Using an excellent and expensive Crawford UV meter and testing a whole
line-up of gliders one day there was a distinct pattern of older
gliders passing UV and newer gliders not. *Eric, one of these days
I'll be out at EPH the same time as you are and we can do some
research on the line-up out there, but we won't get wavelength charts
Now we're talking evidence instead of anecdote! Can the meter quantify
the difference in transmission?
--
Eric Greenwell - Washington State, USA (change ".netto" to ".us" to
email me)
Well, the meter reads out total UV/sq.meter and UV as a % of total
light energy measured in microwatts per lumen ( –µW/ l) so if the
source of UV remains constant you could get a sense of the comparable
values, yes. Usually the source is daylight and it's changing from
moment to moment so an exact measurement would be tricky. In reality
what happens is that you stand next to a glider with the meter reading
huge amounts of UV and when you put the meter under the canopy of a
newer glider there is a radical drop in the reading.

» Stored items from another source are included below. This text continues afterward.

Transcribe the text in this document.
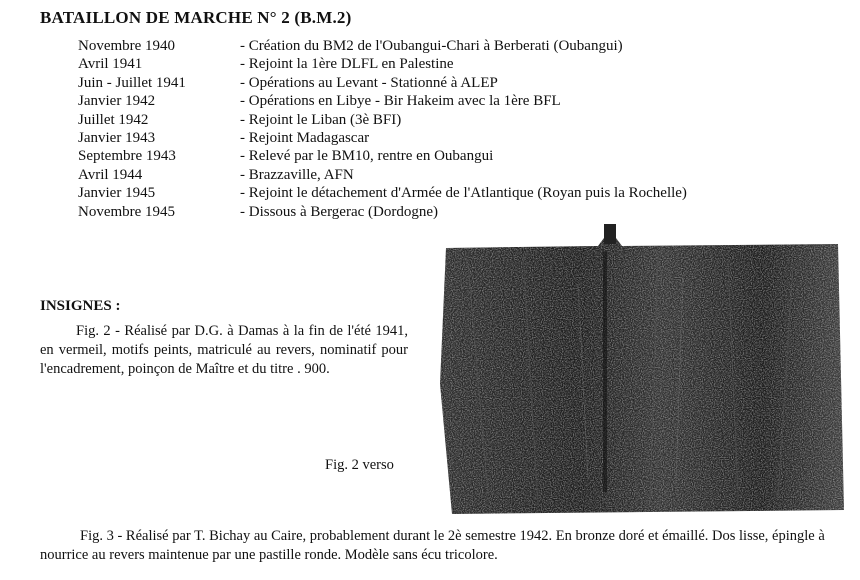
BATAILLON DE MARCHE N° 2 (B.M.2)
Novembre 1940	- Création du BM2 de l'Oubangui-Chari à Berberati (Oubangui)
Avril 1941	- Rejoint la 1ère DLFL en Palestine
Juin - Juillet 1941	- Opérations au Levant - Stationné à ALEP
Janvier 1942	- Opérations en Libye - Bir Hakeim avec la 1ère BFL
Juillet 1942	- Rejoint le Liban (3è BFI)
Janvier 1943	- Rejoint Madagascar
Septembre 1943	- Relevé par le BM10, rentre en Oubangui
Avril 1944	- Brazzaville, AFN
Janvier 1945	- Rejoint le détachement d'Armée de l'Atlantique (Royan puis la Rochelle)
Novembre 1945	- Dissous à Bergerac (Dordogne)
INSIGNES :
Fig. 2 - Réalisé par D.G. à Damas à la fin de l'été 1941, en vermeil, motifs peints, matriculé au revers, nominatif pour l'encadrement, poinçon de Maître et du titre . 900.
Fig. 2 verso
Fig. 3 - Réalisé par T. Bichay au Caire, probablement durant le 2è semestre 1942. En bronze doré et émaillé. Dos lisse, épingle à nourrice au revers maintenue par une pastille ronde. Modèle sans écu tricolore.
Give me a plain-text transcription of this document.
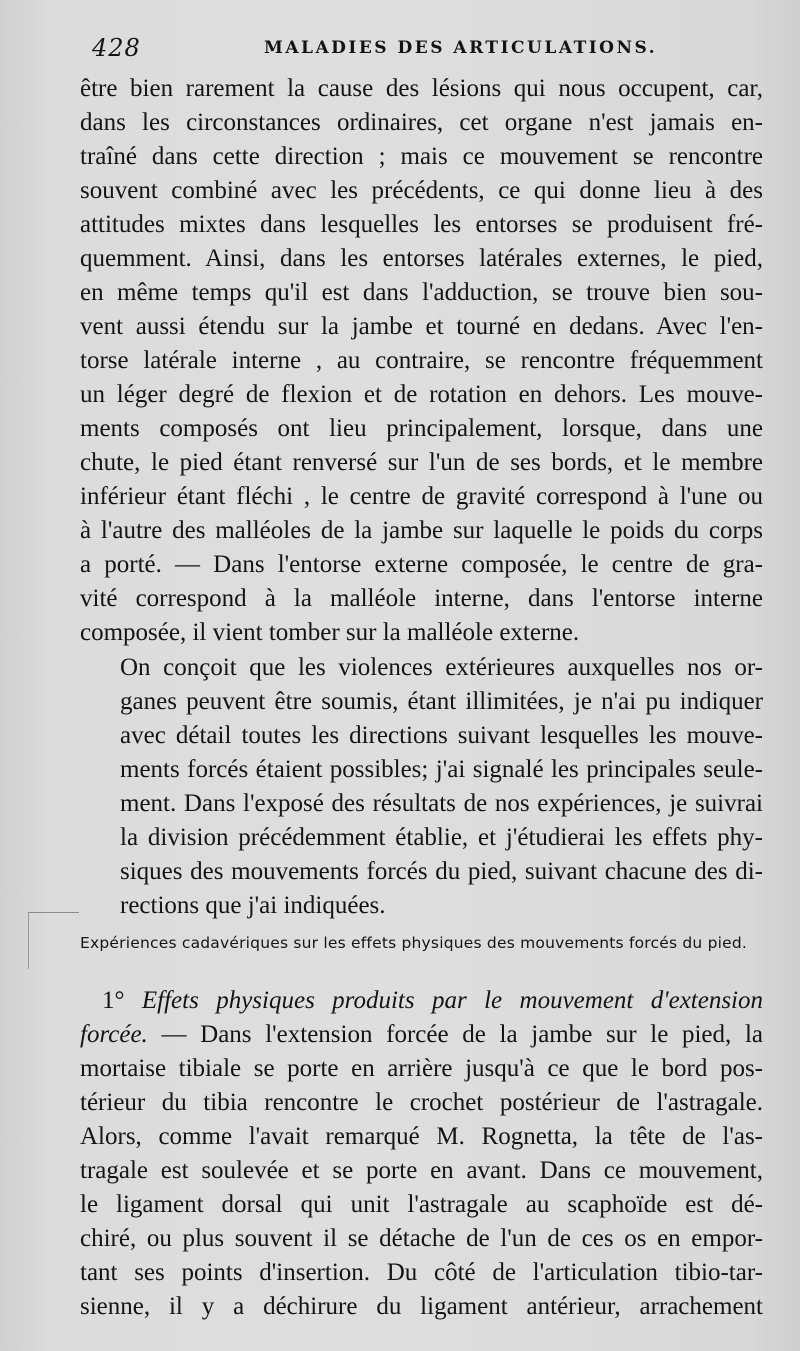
428	MALADIES DES ARTICULATIONS.
être bien rarement la cause des lésions qui nous occupent, car,
dans les circonstances ordinaires, cet organe n'est jamais en-
traîné dans cette direction ; mais ce mouvement se rencontre
souvent combiné avec les précédents, ce qui donne lieu à des
attitudes mixtes dans lesquelles les entorses se produisent fré-
quemment. Ainsi, dans les entorses latérales externes, le pied,
en même temps qu'il est dans l'adduction, se trouve bien sou-
vent aussi étendu sur la jambe et tourné en dedans. Avec l'en-
torse latérale interne , au contraire, se rencontre fréquemment
un léger degré de flexion et de rotation en dehors. Les mouve-
ments composés ont lieu principalement, lorsque, dans une
chute, le pied étant renversé sur l'un de ses bords, et le membre
inférieur étant fléchi , le centre de gravité correspond à l'une ou
à l'autre des malléoles de la jambe sur laquelle le poids du corps
a porté. — Dans l'entorse externe composée, le centre de gra-
vité correspond à la malléole interne, dans l'entorse interne
composée, il vient tomber sur la malléole externe.
On conçoit que les violences extérieures auxquelles nos or-
ganes peuvent être soumis, étant illimitées, je n'ai pu indiquer
avec détail toutes les directions suivant lesquelles les mouve-
ments forcés étaient possibles; j'ai signalé les principales seule-
ment. Dans l'exposé des résultats de nos expériences, je suivrai
la division précédemment établie, et j'étudierai les effets phy-
siques des mouvements forcés du pied, suivant chacune des di-
rections que j'ai indiquées.
Expériences cadavériques sur les effets physiques des mouvements forcés du pied.
1° Effets physiques produits par le mouvement d'extension
forcée. — Dans l'extension forcée de la jambe sur le pied, la
mortaise tibiale se porte en arrière jusqu'à ce que le bord pos-
térieur du tibia rencontre le crochet postérieur de l'astragale.
Alors, comme l'avait remarqué M. Rognetta, la tête de l'as-
tragale est soulevée et se porte en avant. Dans ce mouvement,
le ligament dorsal qui unit l'astragale au scaphoïde est dé-
chiré, ou plus souvent il se détache de l'un de ces os en empor-
tant ses points d'insertion. Du côté de l'articulation tibio-tar-
sienne, il y a déchirure du ligament antérieur, arrachement
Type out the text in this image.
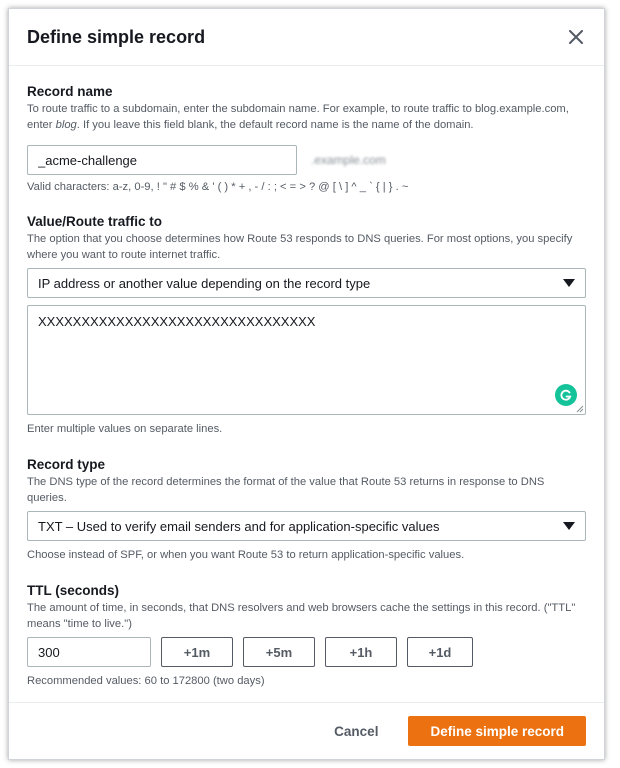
Define simple record
Record name
To route traffic to a subdomain, enter the subdomain name. For example, to route traffic to blog.example.com, enter blog. If you leave this field blank, the default record name is the name of the domain.
_acme-challenge
.example.com
Valid characters: a-z, 0-9, ! " # $ % & ' ( ) * + , - / : ; < = > ? @ [ \ ] ^ _ ` { | } . ~
Value/Route traffic to
The option that you choose determines how Route 53 responds to DNS queries. For most options, you specify where you want to route internet traffic.
IP address or another value depending on the record type
XXXXXXXXXXXXXXXXXXXXXXXXXXXXXXXX
Enter multiple values on separate lines.
Record type
The DNS type of the record determines the format of the value that Route 53 returns in response to DNS queries.
TXT – Used to verify email senders and for application-specific values
Choose instead of SPF, or when you want Route 53 to return application-specific values.
TTL (seconds)
The amount of time, in seconds, that DNS resolvers and web browsers cache the settings in this record. ("TTL" means "time to live.")
300
+1m	+5m	+1h	+1d
Recommended values: 60 to 172800 (two days)
Cancel	Define simple record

Because this is
indicating UV as a % of available light the tinting is not a factor at
all unless the tinting is reducing visible light but not blocking UV,
which I have seen in some residential glazing products. Anyway, DG
gliders for example have UV reduction to the point that I don't think
it's a factor at all. I still get sunburned but it's while I'm
rigging and not while I'm flying and I think that is going to be true
for many (most) other gliders and their owners. In museums there is
this blue fabric that they scatter around that fades at a given rate
in the presence of UV and works as a warning, it would be nice if
there was something like that for this application.